New Delhi | To ensure safety of the securities markets, top stock exchange BSE will introduce a new mechanism to automatically cancel reversal trades executed on its equity derivatives segment from this week. The new mechanism, Reversal Trade Prevention Check (RTPC), is aimed at preventing potential cases of trade reversal taking place on the exchange’s trading platform which may have been undertaken for the purposes of tax evasion.
It will act as a preventive measure wherein the second leg of a potential reversal trade will be automatically cancelled by trading system at the time of order matching in an on-line real time manner. The exchange is implementing the new measure with effect from March 14, 2016, the exchange said. To begin with, RTPC has been made applicable on select set of contracts in equity derivatives segment.
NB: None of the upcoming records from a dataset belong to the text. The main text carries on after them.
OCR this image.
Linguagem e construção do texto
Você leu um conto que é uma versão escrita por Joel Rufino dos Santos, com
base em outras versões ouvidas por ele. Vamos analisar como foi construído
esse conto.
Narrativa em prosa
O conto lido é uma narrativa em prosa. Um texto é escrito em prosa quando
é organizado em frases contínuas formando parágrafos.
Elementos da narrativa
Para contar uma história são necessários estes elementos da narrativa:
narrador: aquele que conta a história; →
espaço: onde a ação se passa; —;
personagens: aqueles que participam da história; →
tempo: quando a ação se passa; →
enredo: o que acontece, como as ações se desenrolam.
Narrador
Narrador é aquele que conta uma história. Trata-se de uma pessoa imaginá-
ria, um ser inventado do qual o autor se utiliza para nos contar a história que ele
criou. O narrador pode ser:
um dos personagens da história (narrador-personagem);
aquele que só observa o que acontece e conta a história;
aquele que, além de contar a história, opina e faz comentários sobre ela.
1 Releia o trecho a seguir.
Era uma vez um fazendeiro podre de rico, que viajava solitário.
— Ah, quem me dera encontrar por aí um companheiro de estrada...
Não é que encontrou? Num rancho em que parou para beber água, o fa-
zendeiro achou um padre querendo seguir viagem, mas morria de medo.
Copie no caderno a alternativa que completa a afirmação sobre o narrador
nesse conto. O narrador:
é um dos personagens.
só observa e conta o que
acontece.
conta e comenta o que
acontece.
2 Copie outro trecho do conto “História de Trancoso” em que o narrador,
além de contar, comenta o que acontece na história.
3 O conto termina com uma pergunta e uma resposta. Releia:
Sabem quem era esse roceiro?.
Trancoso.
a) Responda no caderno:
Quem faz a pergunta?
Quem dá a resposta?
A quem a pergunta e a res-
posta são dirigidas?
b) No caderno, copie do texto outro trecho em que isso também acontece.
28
The facility would be applicable on all contracts available for trading in the equity derivatives segment except for stock futures, futures contracts as well as current and near-month options contracts on S&P BSE Sensex. Besides, a mock trading session was conducted yesterday to enable the trading members to conduct necessary testing of their trading applications for this check.
Reversal of trade implies that for a buy transaction initially entered into by a broker for a particular client for a specific quantity, there is a corresponding sale transaction which takes place during the day for the same quantity between the same set of broker/clients and vice-versa. Earlier, BSE had implemented self-trade prevention check functionality and periodic price bands to curb manipulation in the capital markets.